Gregory P. Downs is a professor of history at the University of California, Davis, and author of After Appomattox: Military Occupation and the Ends of War and The Second American Revolution: The Civil War-Era Struggle over Cuba and the Rebirth of the American Republic.

The 2016 election of Donald J. Trump and the subsequent rightward turn of the Supreme Court are both a disaster and an opportunity for Democrats. The disaster is visible everywhere around us; the opportunity, understandably, is harder to discern. But the political system’s failure to prevent the election of a minority-backed, outrageously unqualified candidate, or to restrain him sufficiently once elected, demands that Democrats ask not just how to defeat Trump but how to fix the political system that seems prepared to ratify many of his party’s actions.

But asking questions about changing the way political power is allocated seems risky. The response is predictable: that isn’t the way the United States does things. In the popular imagination — especially among the political press — the United States’ past is a story of political stability, of battles fought sharply but within defined and persistent boundaries.
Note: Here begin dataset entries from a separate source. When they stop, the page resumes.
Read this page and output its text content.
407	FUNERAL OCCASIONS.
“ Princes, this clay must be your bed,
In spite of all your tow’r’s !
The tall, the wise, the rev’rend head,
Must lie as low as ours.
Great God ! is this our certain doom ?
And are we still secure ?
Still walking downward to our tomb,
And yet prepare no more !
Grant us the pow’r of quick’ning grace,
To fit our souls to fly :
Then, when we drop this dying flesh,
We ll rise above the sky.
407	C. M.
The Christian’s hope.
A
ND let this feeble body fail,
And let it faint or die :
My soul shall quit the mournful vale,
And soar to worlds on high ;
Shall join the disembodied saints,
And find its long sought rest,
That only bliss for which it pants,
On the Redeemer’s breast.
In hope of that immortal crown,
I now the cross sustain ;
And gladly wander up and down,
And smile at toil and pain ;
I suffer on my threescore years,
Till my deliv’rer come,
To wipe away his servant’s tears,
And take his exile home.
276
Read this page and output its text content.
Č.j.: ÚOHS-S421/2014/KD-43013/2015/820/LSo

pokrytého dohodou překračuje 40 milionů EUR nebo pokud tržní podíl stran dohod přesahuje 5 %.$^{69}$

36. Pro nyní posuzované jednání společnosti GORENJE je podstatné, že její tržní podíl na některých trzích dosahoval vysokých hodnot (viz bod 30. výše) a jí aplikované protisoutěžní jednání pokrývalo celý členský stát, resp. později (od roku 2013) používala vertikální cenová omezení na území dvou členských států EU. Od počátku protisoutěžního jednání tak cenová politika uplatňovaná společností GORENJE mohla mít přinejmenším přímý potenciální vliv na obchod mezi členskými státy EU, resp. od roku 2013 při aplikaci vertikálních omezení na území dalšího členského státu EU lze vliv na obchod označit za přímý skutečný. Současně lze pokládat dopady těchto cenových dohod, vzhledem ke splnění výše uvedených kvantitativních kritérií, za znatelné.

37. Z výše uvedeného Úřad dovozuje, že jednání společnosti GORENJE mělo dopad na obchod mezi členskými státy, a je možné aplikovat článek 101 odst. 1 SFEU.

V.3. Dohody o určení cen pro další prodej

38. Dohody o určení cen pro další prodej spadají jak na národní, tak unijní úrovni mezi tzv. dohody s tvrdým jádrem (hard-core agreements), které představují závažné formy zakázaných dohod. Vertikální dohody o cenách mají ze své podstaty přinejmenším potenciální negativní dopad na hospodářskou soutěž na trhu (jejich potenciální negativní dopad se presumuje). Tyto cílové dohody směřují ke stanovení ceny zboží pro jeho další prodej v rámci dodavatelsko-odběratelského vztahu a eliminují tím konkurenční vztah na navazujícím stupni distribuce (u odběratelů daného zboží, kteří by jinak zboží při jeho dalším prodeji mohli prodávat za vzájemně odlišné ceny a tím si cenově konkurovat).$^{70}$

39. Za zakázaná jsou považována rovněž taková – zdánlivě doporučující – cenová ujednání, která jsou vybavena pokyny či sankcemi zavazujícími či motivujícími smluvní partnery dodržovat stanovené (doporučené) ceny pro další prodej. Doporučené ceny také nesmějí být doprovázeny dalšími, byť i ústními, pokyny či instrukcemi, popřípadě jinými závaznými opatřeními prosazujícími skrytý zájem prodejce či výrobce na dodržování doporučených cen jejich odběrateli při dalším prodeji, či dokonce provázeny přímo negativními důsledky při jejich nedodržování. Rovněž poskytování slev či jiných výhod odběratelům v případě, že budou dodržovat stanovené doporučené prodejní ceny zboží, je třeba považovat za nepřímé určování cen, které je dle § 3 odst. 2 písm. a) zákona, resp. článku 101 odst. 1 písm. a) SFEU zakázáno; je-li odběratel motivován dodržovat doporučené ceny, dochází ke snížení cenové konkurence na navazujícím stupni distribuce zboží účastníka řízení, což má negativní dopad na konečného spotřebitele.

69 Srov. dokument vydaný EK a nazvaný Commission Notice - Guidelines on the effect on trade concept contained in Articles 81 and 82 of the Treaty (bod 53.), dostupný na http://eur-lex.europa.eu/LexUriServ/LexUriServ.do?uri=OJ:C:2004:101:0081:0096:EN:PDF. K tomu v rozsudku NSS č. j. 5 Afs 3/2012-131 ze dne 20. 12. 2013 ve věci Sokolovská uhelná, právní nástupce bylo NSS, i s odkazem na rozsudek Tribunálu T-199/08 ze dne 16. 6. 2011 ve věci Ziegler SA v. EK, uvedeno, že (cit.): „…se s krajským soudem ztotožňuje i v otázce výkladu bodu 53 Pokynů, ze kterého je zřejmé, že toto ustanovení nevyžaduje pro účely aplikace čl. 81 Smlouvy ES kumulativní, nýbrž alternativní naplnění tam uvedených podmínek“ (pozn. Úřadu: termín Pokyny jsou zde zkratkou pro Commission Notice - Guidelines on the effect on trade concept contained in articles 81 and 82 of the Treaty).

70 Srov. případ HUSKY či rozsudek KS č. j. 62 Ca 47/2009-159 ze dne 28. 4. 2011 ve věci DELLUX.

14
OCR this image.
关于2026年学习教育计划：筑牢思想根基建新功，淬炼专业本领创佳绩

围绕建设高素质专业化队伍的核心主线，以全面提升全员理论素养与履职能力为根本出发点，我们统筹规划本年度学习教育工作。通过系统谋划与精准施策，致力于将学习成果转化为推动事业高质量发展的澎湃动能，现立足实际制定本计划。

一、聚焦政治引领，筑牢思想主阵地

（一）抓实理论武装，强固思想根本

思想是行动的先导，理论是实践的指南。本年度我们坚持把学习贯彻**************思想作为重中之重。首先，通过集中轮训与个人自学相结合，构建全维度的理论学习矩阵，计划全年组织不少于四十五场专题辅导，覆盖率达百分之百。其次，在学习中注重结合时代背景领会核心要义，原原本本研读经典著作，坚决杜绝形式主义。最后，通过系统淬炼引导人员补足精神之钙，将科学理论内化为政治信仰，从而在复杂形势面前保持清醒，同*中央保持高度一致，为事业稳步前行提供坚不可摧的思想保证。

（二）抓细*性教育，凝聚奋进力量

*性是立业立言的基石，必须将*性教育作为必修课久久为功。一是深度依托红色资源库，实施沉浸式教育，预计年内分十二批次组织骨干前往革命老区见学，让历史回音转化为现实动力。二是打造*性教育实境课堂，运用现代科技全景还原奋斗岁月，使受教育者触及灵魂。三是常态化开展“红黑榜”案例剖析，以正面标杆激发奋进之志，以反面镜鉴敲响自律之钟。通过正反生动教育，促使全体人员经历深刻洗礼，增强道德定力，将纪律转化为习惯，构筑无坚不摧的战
The nation’s people and its policies have changed; its procedures — the argument goes — have not and therefore should not.

While this preference for stability may be justified as strategy, it is vacuous as history. The United States has survived not by keeping the same system but by transforming its rules at crucial moments.

Our historical amnesia about the reworking of our political system has significant consequences for the way we think about politics today. More so than in the past, U.S. politicians — even purportedly radical ones — have deeply constrained views about changing the rules of the political game: how the president is selected, how seats are allocated in Congress, how many states exist, how voting rights are defined, how much power the Supreme Court wields. Many of these contemporary constraints developed after World War II, in a broad liberal faith that a well-functioning Supreme Court can help fix the country without dirtying politicians’ hands.